She is a single mother of four who works as a teller at a local bank – a bank she says is facing collapse because it has been struggling to raise the threshold capital required by the Reserve Bank of Zimbabwe.
“The prospect of being retrenched is high, just as it is with several other indigenous banks, and that is bad enough for me and my family,” Takavada told The Zimbabwean.
But there is a worse fate awaiting her: she is likely to be evicted from the six-roomed house that she had just completed building on wetland in Chitungwiza, using a $7,000 loan from her workplace.
The government, through the ministry of local government, insists that she obtained the land on which she built the house illegally, but her story is different.
“I don’t understand why (Ignatius) Chombo (the local government minister) is now saying I acquired the land illegally. I have all the papers to prove it and I appear on the municipality ratepayers’ list. I belonged to a housing cooperative that we were led to believe was above board,” she said.
The cooperative, United We Stand Multi-Purpose Cooperative, was reportedly led by a Zanu (PF) councillor, Fredrick Mabamba, whom Chombo recently suspended from the Chitungwiza municipality pending further investigations on allegations that he criminally acquired council land that he then sold to unsuspecting home-seekers.
Takavada is among 14,000 home-owners whose properties the ministry plans to demolish because the stands were illegally acquired and the houses were built on top of sewer pipes, under high voltage power lines, on land designated for other uses or on wetlands.

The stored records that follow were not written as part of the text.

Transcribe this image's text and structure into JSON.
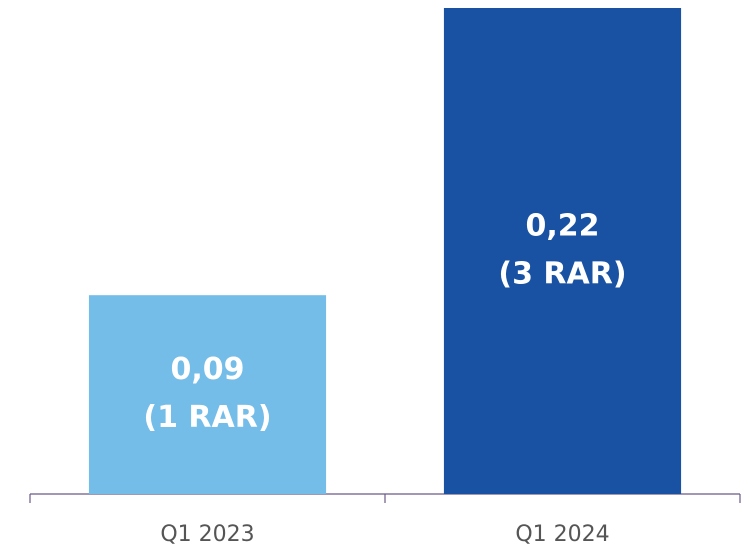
{
  "chart_data": {
    "type": "bar",
    "categories": [
      "Q1 2023",
      "Q1 2024"
    ],
    "values": [
      0.09,
      0.22
    ],
    "value_labels": [
      "0,09",
      "0,22"
    ],
    "annotations": [
      "(1 RAR)",
      "(3 RAR)"
    ],
    "colors": [
      "#74bde9",
      "#1a52a3"
    ],
    "ylim": [
      0,
      0.22
    ]
  }
}
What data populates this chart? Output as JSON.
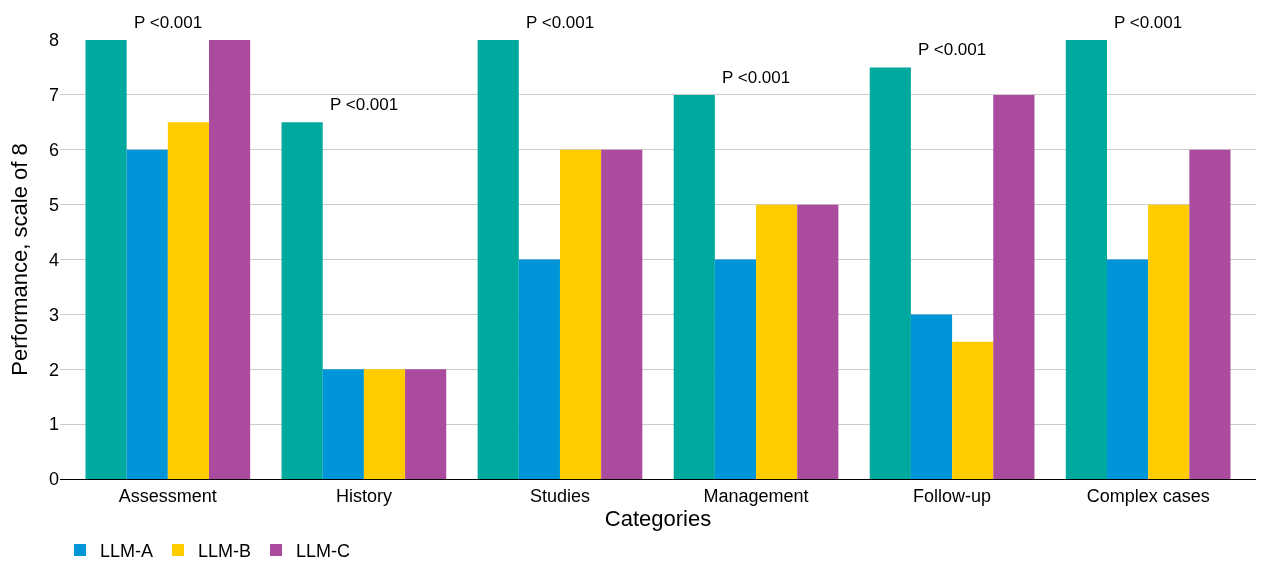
{
  "chart_data": {
    "type": "bar",
    "xlabel": "Categories",
    "ylabel": "Performance, scale of 8",
    "categories": [
      "Assessment",
      "History",
      "Studies",
      "Management",
      "Follow-up",
      "Complex cases"
    ],
    "series": [
      {
        "color": "#00a99d",
        "values": [
          8,
          6.5,
          8,
          7,
          7.5,
          8
        ]
      },
      {
        "name": "LLM-A",
        "color": "#0094d8",
        "values": [
          6,
          2,
          4,
          4,
          3,
          4
        ]
      },
      {
        "name": "LLM-B",
        "color": "#ffcc00",
        "values": [
          6.5,
          2,
          6,
          5,
          2.5,
          5
        ]
      },
      {
        "name": "LLM-C",
        "color": "#aa4b9e",
        "values": [
          8,
          2,
          6,
          5,
          7,
          6
        ]
      }
    ],
    "ylim": [
      0,
      8
    ],
    "yticks": [
      0,
      1,
      2,
      3,
      4,
      5,
      6,
      7,
      8
    ],
    "grid": "y",
    "legend": "bottom left",
    "annotations": [
      "P <0.001",
      "P <0.001",
      "P <0.001",
      "P <0.001",
      "P <0.001",
      "P <0.001"
    ]
  }
}
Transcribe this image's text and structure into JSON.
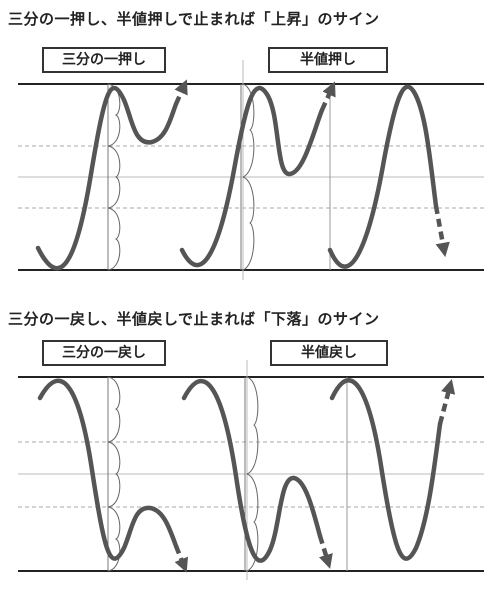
{
  "top_section": {
    "heading": "三分の一押し、半値押しで止まれば「上昇」のサイン",
    "label_left": "三分の一押し",
    "label_right": "半値押し"
  },
  "bottom_section": {
    "heading": "三分の一戻し、半値戻しで止まれば「下落」のサイン",
    "label_left": "三分の一戻し",
    "label_right": "半値戻し"
  },
  "colors": {
    "curve": "#555555",
    "frame": "#222222",
    "guide_dashed": "#aaaaaa",
    "divider": "#bbbbbb"
  }
}
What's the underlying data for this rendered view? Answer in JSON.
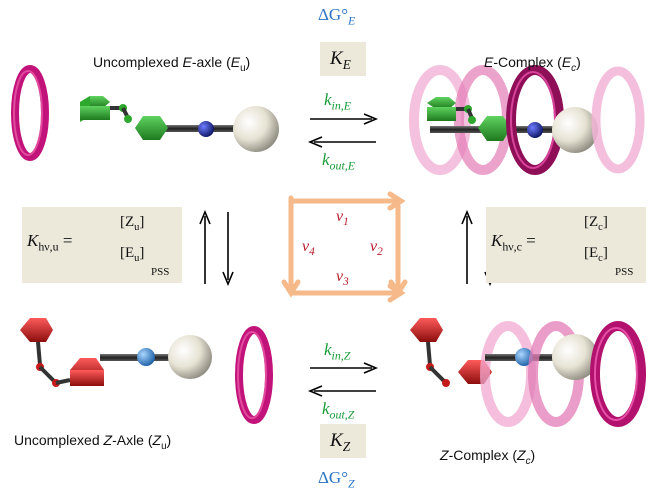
{
  "labels": {
    "uncomplexed_e_prefix": "Uncomplexed ",
    "uncomplexed_e_italic": "E",
    "uncomplexed_e_mid": "-axle (",
    "uncomplexed_e_sym": "E",
    "uncomplexed_e_sub": "u",
    "uncomplexed_e_end": ")",
    "e_complex_italic": "E",
    "e_complex_mid": "-Complex (",
    "e_complex_sym": "E",
    "e_complex_sub": "c",
    "e_complex_end": ")",
    "uncomplexed_z_prefix": "Uncomplexed ",
    "uncomplexed_z_italic": "Z",
    "uncomplexed_z_mid": "-Axle (",
    "uncomplexed_z_sym": "Z",
    "uncomplexed_z_sub": "u",
    "uncomplexed_z_end": ")",
    "z_complex_italic": "Z",
    "z_complex_mid": "-Complex (",
    "z_complex_sym": "Z",
    "z_complex_sub": "c",
    "z_complex_end": ")"
  },
  "energies": {
    "dG_E": "ΔG°",
    "dG_E_sub": "E",
    "dG_Z": "ΔG°",
    "dG_Z_sub": "Z"
  },
  "constants": {
    "K_E": "K",
    "K_E_sub": "E",
    "K_Z": "K",
    "K_Z_sub": "Z"
  },
  "rates": {
    "kin_E": "k",
    "kin_E_sub": "in,E",
    "kout_E": "k",
    "kout_E_sub": "out,E",
    "kin_Z": "k",
    "kin_Z_sub": "in,Z",
    "kout_Z": "k",
    "kout_Z_sub": "out,Z"
  },
  "photo": {
    "left_K": "K",
    "left_K_sub": "hν,u",
    "left_num": "[Z",
    "left_num_sub": "u",
    "left_num_end": "]",
    "left_den": "[E",
    "left_den_sub": "u",
    "left_den_end": "]",
    "right_K": "K",
    "right_K_sub": "hν,c",
    "right_num": "[Z",
    "right_num_sub": "c",
    "right_num_end": "]",
    "right_den": "[E",
    "right_den_sub": "c",
    "right_den_end": "]",
    "pss": "PSS",
    "equals": "="
  },
  "cycle": {
    "v1": "v",
    "v1_sub": "1",
    "v2": "v",
    "v2_sub": "2",
    "v3": "v",
    "v3_sub": "3",
    "v4": "v",
    "v4_sub": "4"
  },
  "colors": {
    "ring": "#c2137a",
    "green_axle": "#2da82d",
    "red_axle": "#c51a1a",
    "navy_bead": "#1a2a8c",
    "blue_bead": "#3a8fd6",
    "stopper": "#e9e6da",
    "cycle_arrow": "#f5b98a",
    "box": "#ece8da"
  }
}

The ministry has just released an audit report indicating the abuse of municipal land by councillors and other influential individuals who parceled out land to desperate home-seekers.

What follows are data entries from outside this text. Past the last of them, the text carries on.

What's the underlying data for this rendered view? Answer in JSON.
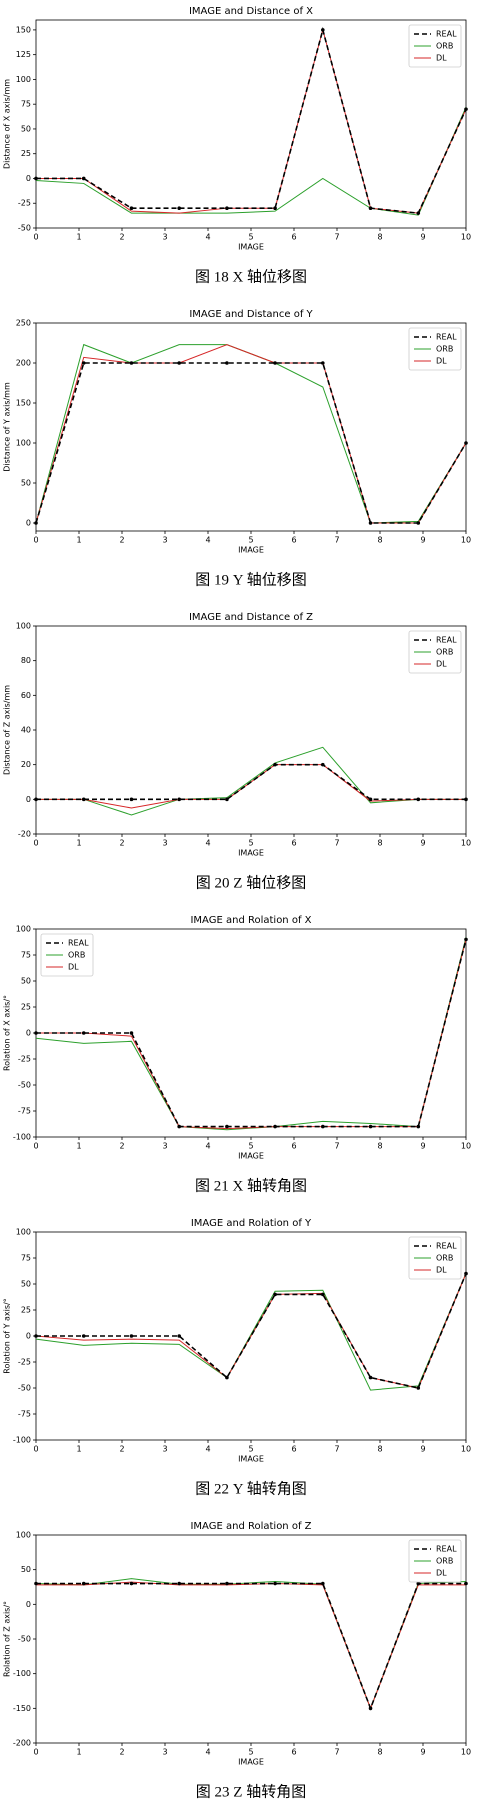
{
  "chart_data": [
    {
      "type": "line",
      "title": "IMAGE and Distance of X",
      "xlabel": "IMAGE",
      "ylabel": "Distance of X axis/mm",
      "caption": "图 18 X 轴位移图",
      "x": [
        0,
        1.11,
        2.22,
        3.33,
        4.44,
        5.56,
        6.67,
        7.78,
        8.89,
        10
      ],
      "xlim": [
        0,
        10
      ],
      "xticks": [
        0,
        1,
        2,
        3,
        4,
        5,
        6,
        7,
        8,
        9,
        10
      ],
      "ylim": [
        -50,
        160
      ],
      "yticks": [
        -50,
        -25,
        0,
        25,
        50,
        75,
        100,
        125,
        150
      ],
      "legend": "upper right",
      "series": [
        {
          "name": "REAL",
          "color": "#000000",
          "linestyle": "dashed",
          "values": [
            0,
            0,
            -30,
            -30,
            -30,
            -30,
            150,
            -30,
            -35,
            70
          ]
        },
        {
          "name": "ORB",
          "color": "#2ca02c",
          "linestyle": "solid",
          "values": [
            -2,
            -5,
            -35,
            -35,
            -35,
            -33,
            0,
            -30,
            -37,
            72
          ]
        },
        {
          "name": "DL",
          "color": "#d62728",
          "linestyle": "solid",
          "values": [
            0,
            0,
            -33,
            -35,
            -30,
            -30,
            150,
            -30,
            -35,
            70
          ]
        }
      ]
    },
    {
      "type": "line",
      "title": "IMAGE and Distance of Y",
      "xlabel": "IMAGE",
      "ylabel": "Distance of Y axis/mm",
      "caption": "图 19 Y 轴位移图",
      "x": [
        0,
        1.11,
        2.22,
        3.33,
        4.44,
        5.56,
        6.67,
        7.78,
        8.89,
        10
      ],
      "xlim": [
        0,
        10
      ],
      "xticks": [
        0,
        1,
        2,
        3,
        4,
        5,
        6,
        7,
        8,
        9,
        10
      ],
      "ylim": [
        -10,
        250
      ],
      "yticks": [
        0,
        50,
        100,
        150,
        200,
        250
      ],
      "legend": "upper right",
      "series": [
        {
          "name": "REAL",
          "color": "#000000",
          "linestyle": "dashed",
          "values": [
            0,
            200,
            200,
            200,
            200,
            200,
            200,
            0,
            0,
            100
          ]
        },
        {
          "name": "ORB",
          "color": "#2ca02c",
          "linestyle": "solid",
          "values": [
            0,
            223,
            200,
            223,
            223,
            200,
            170,
            0,
            2,
            100
          ]
        },
        {
          "name": "DL",
          "color": "#d62728",
          "linestyle": "solid",
          "values": [
            0,
            207,
            200,
            200,
            223,
            200,
            200,
            0,
            0,
            100
          ]
        }
      ]
    },
    {
      "type": "line",
      "title": "IMAGE and Distance of Z",
      "xlabel": "IMAGE",
      "ylabel": "Distance of Z axis/mm",
      "caption": "图 20 Z 轴位移图",
      "x": [
        0,
        1.11,
        2.22,
        3.33,
        4.44,
        5.56,
        6.67,
        7.78,
        8.89,
        10
      ],
      "xlim": [
        0,
        10
      ],
      "xticks": [
        0,
        1,
        2,
        3,
        4,
        5,
        6,
        7,
        8,
        9,
        10
      ],
      "ylim": [
        -20,
        100
      ],
      "yticks": [
        -20,
        0,
        20,
        40,
        60,
        80,
        100
      ],
      "legend": "upper right",
      "series": [
        {
          "name": "REAL",
          "color": "#000000",
          "linestyle": "dashed",
          "values": [
            0,
            0,
            0,
            0,
            0,
            20,
            20,
            0,
            0,
            0
          ]
        },
        {
          "name": "ORB",
          "color": "#2ca02c",
          "linestyle": "solid",
          "values": [
            0,
            0,
            -9,
            0,
            1,
            21,
            30,
            -2,
            0,
            0
          ]
        },
        {
          "name": "DL",
          "color": "#d62728",
          "linestyle": "solid",
          "values": [
            0,
            0,
            -5,
            0,
            0,
            20,
            20,
            -1,
            0,
            0
          ]
        }
      ]
    },
    {
      "type": "line",
      "title": "IMAGE and Rolation of X",
      "xlabel": "IMAGE",
      "ylabel": "Rolation of X axis/°",
      "caption": "图 21 X 轴转角图",
      "x": [
        0,
        1.11,
        2.22,
        3.33,
        4.44,
        5.56,
        6.67,
        7.78,
        8.89,
        10
      ],
      "xlim": [
        0,
        10
      ],
      "xticks": [
        0,
        1,
        2,
        3,
        4,
        5,
        6,
        7,
        8,
        9,
        10
      ],
      "ylim": [
        -100,
        100
      ],
      "yticks": [
        -100,
        -75,
        -50,
        -25,
        0,
        25,
        50,
        75,
        100
      ],
      "legend": "upper left",
      "series": [
        {
          "name": "REAL",
          "color": "#000000",
          "linestyle": "dashed",
          "values": [
            0,
            0,
            0,
            -90,
            -90,
            -90,
            -90,
            -90,
            -90,
            90
          ]
        },
        {
          "name": "ORB",
          "color": "#2ca02c",
          "linestyle": "solid",
          "values": [
            -5,
            -10,
            -8,
            -90,
            -93,
            -90,
            -85,
            -87,
            -90,
            92
          ]
        },
        {
          "name": "DL",
          "color": "#d62728",
          "linestyle": "solid",
          "values": [
            0,
            0,
            -3,
            -90,
            -92,
            -90,
            -90,
            -90,
            -90,
            90
          ]
        }
      ]
    },
    {
      "type": "line",
      "title": "IMAGE and Rolation of Y",
      "xlabel": "IMAGE",
      "ylabel": "Rolation of Y axis/°",
      "caption": "图 22 Y 轴转角图",
      "x": [
        0,
        1.11,
        2.22,
        3.33,
        4.44,
        5.56,
        6.67,
        7.78,
        8.89,
        10
      ],
      "xlim": [
        0,
        10
      ],
      "xticks": [
        0,
        1,
        2,
        3,
        4,
        5,
        6,
        7,
        8,
        9,
        10
      ],
      "ylim": [
        -100,
        100
      ],
      "yticks": [
        -100,
        -75,
        -50,
        -25,
        0,
        25,
        50,
        75,
        100
      ],
      "legend": "upper right",
      "series": [
        {
          "name": "REAL",
          "color": "#000000",
          "linestyle": "dashed",
          "values": [
            0,
            0,
            0,
            0,
            -40,
            40,
            40,
            -40,
            -50,
            60
          ]
        },
        {
          "name": "ORB",
          "color": "#2ca02c",
          "linestyle": "solid",
          "values": [
            -3,
            -9,
            -7,
            -8,
            -40,
            43,
            44,
            -52,
            -48,
            60
          ]
        },
        {
          "name": "DL",
          "color": "#d62728",
          "linestyle": "solid",
          "values": [
            0,
            -4,
            -3,
            -4,
            -40,
            40,
            41,
            -40,
            -50,
            60
          ]
        }
      ]
    },
    {
      "type": "line",
      "title": "IMAGE and Rolation of Z",
      "xlabel": "IMAGE",
      "ylabel": "Rolation of Z axis/°",
      "caption": "图 23 Z 轴转角图",
      "x": [
        0,
        1.11,
        2.22,
        3.33,
        4.44,
        5.56,
        6.67,
        7.78,
        8.89,
        10
      ],
      "xlim": [
        0,
        10
      ],
      "xticks": [
        0,
        1,
        2,
        3,
        4,
        5,
        6,
        7,
        8,
        9,
        10
      ],
      "ylim": [
        -200,
        100
      ],
      "yticks": [
        -200,
        -150,
        -100,
        -50,
        0,
        50,
        100
      ],
      "legend": "upper right",
      "series": [
        {
          "name": "REAL",
          "color": "#000000",
          "linestyle": "dashed",
          "values": [
            30,
            30,
            30,
            30,
            30,
            30,
            30,
            -150,
            30,
            30
          ]
        },
        {
          "name": "ORB",
          "color": "#2ca02c",
          "linestyle": "solid",
          "values": [
            30,
            28,
            37,
            29,
            29,
            33,
            29,
            -150,
            30,
            33
          ]
        },
        {
          "name": "DL",
          "color": "#d62728",
          "linestyle": "solid",
          "values": [
            28,
            28,
            32,
            28,
            28,
            30,
            28,
            -150,
            28,
            28
          ]
        }
      ]
    }
  ]
}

Even though the government has promised to allocate the affected residents new stands, it offers little comfort to the likes of Takavada.
“I really don’t know what awaits me in 2014 and beyond, but it is clear that people in my situation are headed for a bleak future. Providing affected residents with new stands is not a solution to the complex problems we face.
“From what I hear, we will not be compensated for the improvements we made on the land. In my case, where will I get the money to repay the bank, not to mention the fact that a lifetime investment will be demolished when the bulldozers come?” she said.
Samson Damison, another resident who has built a house on prohibited land close to Manyame River near the populous suburb of St Mary’s in Chitungwiza, fears that some of the affected residents will not get the new land after all.
“Land allocation has always been accompanied by corruption and it won’t be surprising if a lot of people whose houses are demolished will not be able to get alternative stands,” he said.
Added Damison: “Besides reverting to being a tenant at the mercy of ruthless landlords, I am concerned about my two school-going daughters. Whether the government gives me a new stand or I find my own place, that will disturb them because I have to change their schools and they might end up having to travel long distances to school.”
The land audit that was commissioned by Chombo indicates that the 14,000 “illegal” homes are in urban Chitungwiza and rural Seke, where village heads allegedly sold land to home-seekers in contravention of the law.
The audit report recommended that the ‘land barons’ should be prosecuted, but the residents who face homelessness in the new year say more humane strategies should be adopted by the ministry, which is now reportedly working with the United Nations Development Programme to solve the problem of illegal structures.
“While prosecuting the land barons who cheated us is okay, we would have hoped for the government to find ways of ensuring that we are compensated. In fact, we will gain nothing if the barons are jailed,” said Stella Kuziva, who was about to complete a four-bedroomed house and owns two tuckshops in Zengeza, Chitungwiza.
Chombo’s deputy, Biggie Matiza, who coordinated the audit, has however said the demolition of houses will be done in a humane manner.
“I must emphasise that the exercise is well organised, humane, planned and co-ordinated and it respects human rights and the rule of law. As a committee, we have recommended that all those affected should have somewhere to go and that should silence any fears of so called wanton demolitions,” said Matiza.
Observers have for long urged the government to adopt an effective housing policy to meet the growing demand, saying the construction of houses without proper authorisation indicated acute land hunger.
Independent economist Innocent Makwiramiti said demolitions would have negative financial implications for both the ejected home-owners and the government.
“The demolition of the so-called illegal structures will create demand for accommodation and landlords are going to push rents up. But then, demolishing the houses comes with a cost because there is need for fuel, transport hiring and payments to hired workforces.
“This, of course, comes amid reports that government has paid an arm and a leg to the people who were conducting the audit,” Makwiramiti told The Zimbabwean.